Роман "Жили-были старик со старухой" (2006, 2012, 480 стр.) (pdf 11 mb) – январь 2020
(OCR: Александр Белоусенко (Сиэтл, США);
обработка: Давид Титиевский (Хайфа, Израиль))
Роман «Жили-были старик со старухой», по точному слову Майи Кучерской, – повествование о судьбе семьи староверов, заброшенных в начале прошлого века в Остзейский край, там осевших, переживших у синего моря войны, разорение, потери и всё-таки выживших, спасённых собственной верностью самым простым, но главным ценностям. «...Эта история захватывает с первой страницы и не отпускает до конца романа. Живые, порой комичные, порой трагические типажи, "вкусный" говор, забавные и точные "семейные словечки", трогательная любовь и великое русское терпение – всё это сразу берёт за душу. Прекрасный язык. Пронзительная ясность бытия. Непрерывность рода и памяти – всё то, по чему тоскует сейчас настоящий Читатель...».
Дина Рубина
Роман "Против часовой стрелки" (2011, 400 стр.) (pdf 9 mb) – июль 2021
(издание любезно предоставил Сергей Работягов (Сиэтл, США);
(OCR: Александр Белоусенко (Сиэтл, США);
обработка: Давид Титиевский (Хайфа, Израиль))
Один из главных «героев» романа – время. Оно властно меняет человеческие судьбы и названия улиц, перелистывая поколения, словно страницы книги. Время своенравно распоряжается судьбой главной героини, Ирины. Родила двоих детей, но вырастила и воспитала троих. Кристально честный человек, она едва не попадает в тюрьму... Когда после войны Ирина возвращается в родной город, он предстаёт таким же израненным, как её собственная жизнь. Дети взрослеют и уже не помнят того, что знает и помнит она. Или не хотят помнить? – Но это означает, что внуки никогда не узнают о прошлом: оно ускользает, не оставляя следа в реальности, однако продолжает жить в памяти, снах и разговорах с теми, которых больше нет. Единственный способ остановить мгновенье – запомнить его и передать эту память человеку другого времени, нового поколения.
Книга продолжает историю семьи Ивановых – детей тех самых стариков, о которых рассказывалось в первой книге автора «Жили-были старик со старухой».
(Аннотация издательства)
Фрагменты из книги:
"Время от времени заходил председатель, с одной и той же фразой: «Проведать зашёл. Живая, что ли?» Присаживался поодаль, моргал, закуривал.
Как-то появился уже заполночь. Бросил взгляд на винтовку, на сторожиху и крикнул громко:
– Не спи! Замёрзнешь. Ходи, ходи больше!
– Силы нету, – призналась Ира, расправляя затёкшие ноги.

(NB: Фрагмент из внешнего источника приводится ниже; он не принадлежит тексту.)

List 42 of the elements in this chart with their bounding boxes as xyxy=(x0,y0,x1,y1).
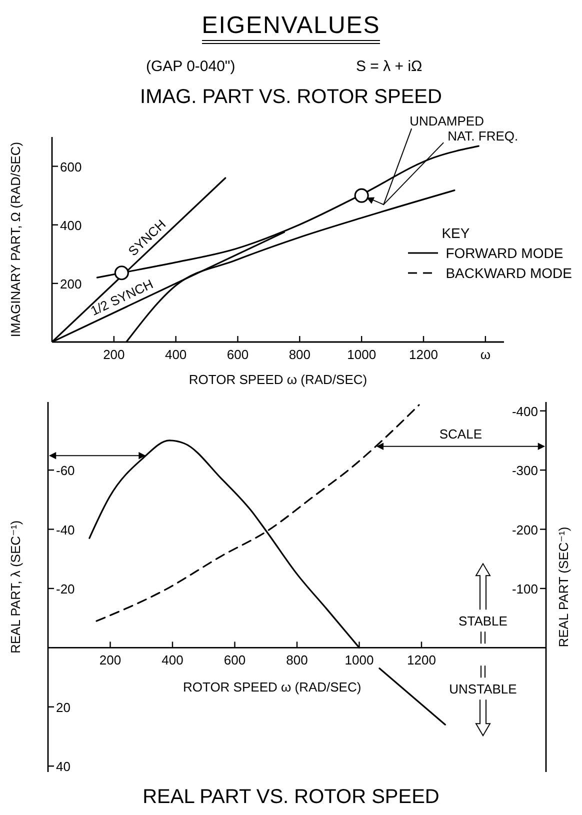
y2-axis-title: REAL PART (SEC⁻¹) xyxy=(556,526,571,648)
x-tick-label: 1200 xyxy=(407,652,436,668)
x-tick-label: 800 xyxy=(286,652,308,668)
y-axis-title: IMAGINARY PART, Ω (RAD/SEC) xyxy=(8,142,23,338)
annotation: UNDAMPED NAT. FREQ. xyxy=(410,114,518,144)
y2-tick-label: -100 xyxy=(512,581,538,596)
legend-label: BACKWARD MODE xyxy=(446,264,572,284)
y-tick-label: 20 xyxy=(56,700,70,715)
annotation: STABLE xyxy=(458,614,508,629)
text: REAL PART VS. ROTOR SPEED xyxy=(142,786,440,809)
x-tick-label: 200 xyxy=(99,652,122,668)
y-tick-label: -60 xyxy=(56,463,75,478)
text: IMAG. PART VS. ROTOR SPEED xyxy=(139,86,443,109)
y2-tick-label: -200 xyxy=(512,522,538,538)
x-tick-label: 1200 xyxy=(409,347,438,362)
x-tick-label: 200 xyxy=(103,347,125,362)
legend-label: FORWARD MODE xyxy=(446,244,564,264)
x-tick-label: 600 xyxy=(226,347,249,362)
annotation: SCALE xyxy=(439,426,482,442)
text: S = λ + iΩ xyxy=(356,58,422,75)
y-tick-label: 400 xyxy=(60,218,82,233)
y-tick-label: -20 xyxy=(56,581,75,596)
chart-title: EIGENVALUES xyxy=(202,12,380,44)
annotation: UNSTABLE xyxy=(449,682,518,697)
x-tick-label: 600 xyxy=(224,652,246,668)
x-tick-label: 1000 xyxy=(347,347,376,362)
y-tick-label: 600 xyxy=(60,159,82,174)
x-tick-label: ω xyxy=(480,347,491,362)
y-axis-title: REAL PART, λ (SEC⁻¹) xyxy=(8,520,23,654)
chart-subtitle: (GAP 0-040") xyxy=(146,58,236,75)
y-tick-label: 40 xyxy=(56,759,70,774)
x-tick-label: 800 xyxy=(288,347,311,362)
x-axis-title: ROTOR SPEED ω (RAD/SEC) xyxy=(182,680,362,695)
y2-tick-label: -300 xyxy=(512,463,538,478)
x-tick-label: 400 xyxy=(164,347,187,362)
legend-title: KEY xyxy=(442,224,471,244)
y-tick-label: -40 xyxy=(56,522,75,538)
x-tick-label: 1000 xyxy=(344,652,374,668)
y2-tick-label: -400 xyxy=(512,404,538,419)
x-tick-label: 400 xyxy=(162,652,184,668)
x-axis-title: ROTOR SPEED ω (RAD/SEC) xyxy=(188,372,368,387)
y-tick-label: 200 xyxy=(60,276,82,292)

Сразу стало зябко. Она начала сворачивать застывшими пальцами самокрутку; руки дрожали. Председатель подошёл к двери, оглянулся внимательно, потом вернулся и быстро развязал ближайший мешок. Ирина окаменела, а он черпал аккуратными горстями драгоценное зерно и, отпихивая её дрожащие руки, сыпал ей прямо в карманы ватника. Она пыталась что-то сказать, но своего голоса не слышала, а слышала громкий, яростный шёпот:
– Дура! Дура ты несчастная, ты счастья своего не знаешь! Ты не знаешь, как с голоду помереть можно?! Сама помрёшь – ладно; а о детях ты подумала?! Как дети начинают пухнуть, не знаешь?! А я – знаю!.. Знаю! – И с каждым «знаю!» со злостью упихивал кулаками тяжёлое выливающееся зерно. – Я знаю: ты сама ни в жизнь не возьмёшь, помрёшь, а не возьмёшь; я не тебе – я детям твоим даю, дура ты эвакуированная, как есть дура!..

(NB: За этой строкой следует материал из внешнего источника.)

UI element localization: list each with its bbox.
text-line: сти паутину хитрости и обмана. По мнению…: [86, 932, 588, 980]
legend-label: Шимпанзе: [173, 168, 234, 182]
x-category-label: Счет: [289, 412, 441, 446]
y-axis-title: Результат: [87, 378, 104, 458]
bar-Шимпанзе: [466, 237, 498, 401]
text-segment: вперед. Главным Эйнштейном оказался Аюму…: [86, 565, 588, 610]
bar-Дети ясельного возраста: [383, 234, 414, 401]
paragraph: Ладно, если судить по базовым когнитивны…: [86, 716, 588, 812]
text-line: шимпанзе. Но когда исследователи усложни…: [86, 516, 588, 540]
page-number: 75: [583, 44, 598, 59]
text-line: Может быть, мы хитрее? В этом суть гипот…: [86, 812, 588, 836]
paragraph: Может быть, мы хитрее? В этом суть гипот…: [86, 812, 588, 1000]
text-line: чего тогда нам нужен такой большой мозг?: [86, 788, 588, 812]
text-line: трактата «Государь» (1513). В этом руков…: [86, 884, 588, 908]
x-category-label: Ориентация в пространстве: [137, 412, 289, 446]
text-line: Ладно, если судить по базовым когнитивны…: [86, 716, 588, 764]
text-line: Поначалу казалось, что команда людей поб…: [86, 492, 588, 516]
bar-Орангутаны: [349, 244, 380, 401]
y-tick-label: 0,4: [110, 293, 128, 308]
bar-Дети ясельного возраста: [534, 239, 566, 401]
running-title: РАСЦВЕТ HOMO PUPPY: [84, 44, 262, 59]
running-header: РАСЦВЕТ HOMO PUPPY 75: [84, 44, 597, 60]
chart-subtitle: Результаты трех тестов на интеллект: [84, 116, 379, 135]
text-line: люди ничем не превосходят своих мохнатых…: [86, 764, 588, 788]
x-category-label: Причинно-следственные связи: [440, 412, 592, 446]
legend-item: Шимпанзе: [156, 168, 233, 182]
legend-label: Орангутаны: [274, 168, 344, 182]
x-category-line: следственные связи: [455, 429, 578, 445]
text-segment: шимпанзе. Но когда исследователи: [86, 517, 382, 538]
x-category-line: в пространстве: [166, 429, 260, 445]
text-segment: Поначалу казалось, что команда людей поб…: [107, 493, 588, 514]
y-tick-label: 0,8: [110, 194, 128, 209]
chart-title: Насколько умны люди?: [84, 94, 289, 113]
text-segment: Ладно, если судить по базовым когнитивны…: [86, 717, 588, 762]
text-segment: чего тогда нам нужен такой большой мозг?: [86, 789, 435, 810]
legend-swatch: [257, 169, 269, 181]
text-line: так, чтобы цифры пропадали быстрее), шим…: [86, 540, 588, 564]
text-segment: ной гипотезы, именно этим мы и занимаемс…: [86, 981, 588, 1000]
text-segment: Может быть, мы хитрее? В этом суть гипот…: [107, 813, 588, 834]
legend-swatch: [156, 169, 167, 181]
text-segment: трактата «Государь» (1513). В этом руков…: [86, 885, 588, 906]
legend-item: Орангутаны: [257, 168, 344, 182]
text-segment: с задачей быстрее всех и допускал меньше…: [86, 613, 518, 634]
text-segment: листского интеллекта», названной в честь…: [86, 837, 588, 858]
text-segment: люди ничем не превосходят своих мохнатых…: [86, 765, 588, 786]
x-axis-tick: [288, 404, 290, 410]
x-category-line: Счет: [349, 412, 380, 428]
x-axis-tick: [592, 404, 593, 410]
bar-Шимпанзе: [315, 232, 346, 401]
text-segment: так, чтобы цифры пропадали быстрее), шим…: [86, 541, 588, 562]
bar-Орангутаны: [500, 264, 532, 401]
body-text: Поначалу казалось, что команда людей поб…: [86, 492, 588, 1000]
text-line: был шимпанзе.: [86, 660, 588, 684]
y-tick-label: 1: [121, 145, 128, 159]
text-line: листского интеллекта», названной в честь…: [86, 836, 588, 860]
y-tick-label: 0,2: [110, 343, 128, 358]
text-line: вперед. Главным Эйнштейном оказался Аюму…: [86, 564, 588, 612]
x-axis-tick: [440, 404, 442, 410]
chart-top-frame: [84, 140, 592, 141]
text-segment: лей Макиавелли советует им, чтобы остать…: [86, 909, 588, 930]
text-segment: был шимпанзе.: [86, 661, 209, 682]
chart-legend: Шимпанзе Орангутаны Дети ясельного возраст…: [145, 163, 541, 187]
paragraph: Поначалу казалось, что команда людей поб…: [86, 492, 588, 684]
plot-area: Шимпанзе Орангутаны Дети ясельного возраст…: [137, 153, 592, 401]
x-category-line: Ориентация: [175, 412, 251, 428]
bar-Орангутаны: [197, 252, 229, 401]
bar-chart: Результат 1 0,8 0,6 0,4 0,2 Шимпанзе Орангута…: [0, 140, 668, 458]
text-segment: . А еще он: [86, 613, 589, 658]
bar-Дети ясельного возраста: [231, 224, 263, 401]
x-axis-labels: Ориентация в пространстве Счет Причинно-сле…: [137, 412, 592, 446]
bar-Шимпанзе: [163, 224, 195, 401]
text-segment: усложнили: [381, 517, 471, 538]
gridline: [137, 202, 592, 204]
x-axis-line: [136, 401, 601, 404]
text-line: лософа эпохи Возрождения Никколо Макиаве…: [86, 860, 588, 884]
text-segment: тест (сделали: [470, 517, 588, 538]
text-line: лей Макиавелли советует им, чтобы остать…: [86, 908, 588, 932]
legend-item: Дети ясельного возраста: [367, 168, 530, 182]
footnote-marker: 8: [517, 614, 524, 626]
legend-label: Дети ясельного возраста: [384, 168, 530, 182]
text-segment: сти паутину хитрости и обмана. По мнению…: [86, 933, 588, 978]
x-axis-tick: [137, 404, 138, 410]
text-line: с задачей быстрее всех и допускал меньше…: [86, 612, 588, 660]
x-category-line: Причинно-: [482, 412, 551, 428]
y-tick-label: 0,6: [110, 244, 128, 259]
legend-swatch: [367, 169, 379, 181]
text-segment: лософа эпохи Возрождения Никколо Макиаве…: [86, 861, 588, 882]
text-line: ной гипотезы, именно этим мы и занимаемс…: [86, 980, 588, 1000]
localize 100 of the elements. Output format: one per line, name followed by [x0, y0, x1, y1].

Председатель Терентий Петрович Овчинников, он же Терёха Моргатый, в ту ночь совершил государственное преступление – хищение социалистической собственности – не то что в «особо крупных», а – в соответствии с законами военного времени – в астрономических размерах, и по тем же
законам мог быть расстрелян многажды.
Как знать, может, то украденное зерно и спасло им жизнь лютой зимой сорок второго года.

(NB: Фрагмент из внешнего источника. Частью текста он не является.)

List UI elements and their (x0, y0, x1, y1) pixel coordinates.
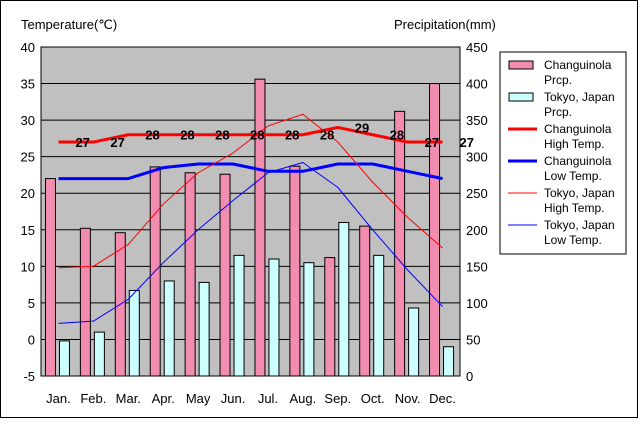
data-label: 27 (425, 135, 439, 150)
y-axis-left-label: Temperature(℃) (21, 17, 117, 32)
y-tick-right-label: 350 (466, 113, 488, 128)
legend-label: Prcp. (544, 105, 572, 119)
bar-changuinola-prcp (359, 225, 371, 377)
y-tick-right-label: 150 (466, 259, 488, 274)
y-tick-left-label: 35 (21, 77, 35, 92)
x-tick-label: Dec. (429, 391, 456, 406)
y-tick-left-label: 10 (21, 259, 35, 274)
y-tick-left-label: 40 (21, 40, 35, 55)
legend-label: Prcp. (544, 73, 572, 87)
line-tokyo-low (58, 162, 443, 324)
bar-changuinola-prcp (184, 172, 196, 377)
y-tick-left-label: -5 (23, 369, 35, 384)
bar-tokyo-prcp (93, 331, 105, 377)
line-changuinola-low (58, 162, 443, 181)
legend-label: Changuinola (544, 58, 612, 72)
data-label: 27 (110, 135, 124, 150)
legend-label: Low Temp. (544, 233, 602, 247)
line-tokyo-high (58, 113, 443, 269)
plot-area (40, 46, 461, 377)
legend-label: Tokyo, Japan (544, 90, 615, 104)
bar-tokyo-prcp (338, 221, 350, 377)
y-tick-left-label: 30 (21, 113, 35, 128)
y-tick-left-label: 25 (21, 150, 35, 165)
bar-changuinola-prcp (219, 173, 231, 377)
x-tick-label: Feb. (80, 391, 106, 406)
legend-label: Changuinola (544, 122, 612, 136)
y-tick-right-label: 0 (466, 369, 473, 384)
data-label: 28 (285, 128, 299, 143)
x-tick-label: Nov. (395, 391, 421, 406)
x-tick-label: Sep. (324, 391, 351, 406)
y-tick-left-label: 5 (28, 296, 35, 311)
bar-changuinola-prcp (289, 165, 301, 377)
bar-tokyo-prcp (373, 254, 385, 377)
x-tick-label: Apr. (152, 391, 175, 406)
bar-changuinola-prcp (429, 83, 441, 377)
data-label: 28 (250, 128, 264, 143)
y-tick-left-label: 0 (28, 332, 35, 347)
bar-changuinola-prcp (394, 110, 406, 377)
legend-label: Low Temp. (544, 169, 602, 183)
x-tick-label: Jul. (258, 391, 278, 406)
bar-tokyo-prcp (163, 280, 175, 377)
y-axis-right-label: Precipitation(mm) (394, 17, 496, 32)
y-tick-right-label: 400 (466, 77, 488, 92)
legend-label: Tokyo, Japan (544, 186, 615, 200)
y-tick-left-label: 15 (21, 223, 35, 238)
y-tick-right-label: 200 (466, 223, 488, 238)
bar-changuinola-prcp (324, 257, 336, 377)
y-tick-right-label: 450 (466, 40, 488, 55)
bar-tokyo-prcp (443, 346, 455, 377)
data-label: 28 (215, 128, 229, 143)
y-tick-left-label: 20 (21, 186, 35, 201)
legend-box (499, 51, 627, 255)
line-changuinola-high (58, 125, 443, 144)
bar-tokyo-prcp (408, 307, 420, 377)
bar-tokyo-prcp (233, 254, 245, 377)
data-label: 27 (75, 135, 89, 150)
bar-tokyo-prcp (268, 258, 280, 377)
bar-tokyo-prcp (198, 281, 210, 377)
bar-tokyo-prcp (128, 289, 140, 377)
y-tick-right-label: 50 (466, 332, 480, 347)
x-tick-label: May (186, 391, 211, 406)
x-tick-label: Jun. (221, 391, 246, 406)
x-tick-label: Oct. (361, 391, 385, 406)
legend-label: Tokyo, Japan (544, 218, 615, 232)
legend-label: Changuinola (544, 154, 612, 168)
data-label: 29 (355, 120, 369, 135)
bar-tokyo-prcp (58, 340, 70, 377)
x-tick-label: Aug. (290, 391, 317, 406)
data-label: 28 (145, 128, 159, 143)
legend-label: High Temp. (544, 201, 604, 215)
x-tick-label: Jan. (46, 391, 71, 406)
bar-changuinola-prcp (79, 227, 91, 377)
legend-swatch (508, 60, 534, 70)
data-label: 28 (390, 128, 404, 143)
y-tick-right-label: 250 (466, 186, 488, 201)
y-tick-right-label: 100 (466, 296, 488, 311)
bar-changuinola-prcp (44, 178, 56, 377)
data-label: 28 (180, 128, 194, 143)
bar-changuinola-prcp (254, 78, 266, 377)
legend-label: High Temp. (544, 137, 604, 151)
x-tick-label: Mar. (116, 391, 141, 406)
data-label: 27 (460, 135, 474, 150)
legend-swatch (508, 92, 534, 102)
data-label: 28 (320, 128, 334, 143)
y-tick-right-label: 300 (466, 150, 488, 165)
bar-tokyo-prcp (303, 262, 315, 377)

Дети об этом не знали – и не узнали никогда".
* * *
"...В то январское утро, когда Федя упал лицом вперёд, как падают, чтобы никогда больше не встать – и не встал, – в то утро Мурка беспокойно кружила по спальне и, вопреки обыкновению, протяжно мяукала, да кто обращал на неё внимание! Она вспрыгнула на подоконник, словно через махровый иней можно было увидеть «скорую», увозящую хозяина, а если и можно было?.. Известно, что к еде – Феденька по утрам всегда ставил ей блюдце со сметаной – не притронулась и воду не пила. Как вскочила на кровать, так и стояла над его подушкой, недоумённо и жалобно... не мяукая, нет: постанывая.
Тоня с детьми вернулись уже затемно. Естественно, было не до Мурки. В доме началась, как всегда в подобных случаях, суета, которая одна только может заполнить образовавшуюся пустоту, ибо если этого не сделать, то надо всем вот так же, как Фёдор Фёдорович: ничком.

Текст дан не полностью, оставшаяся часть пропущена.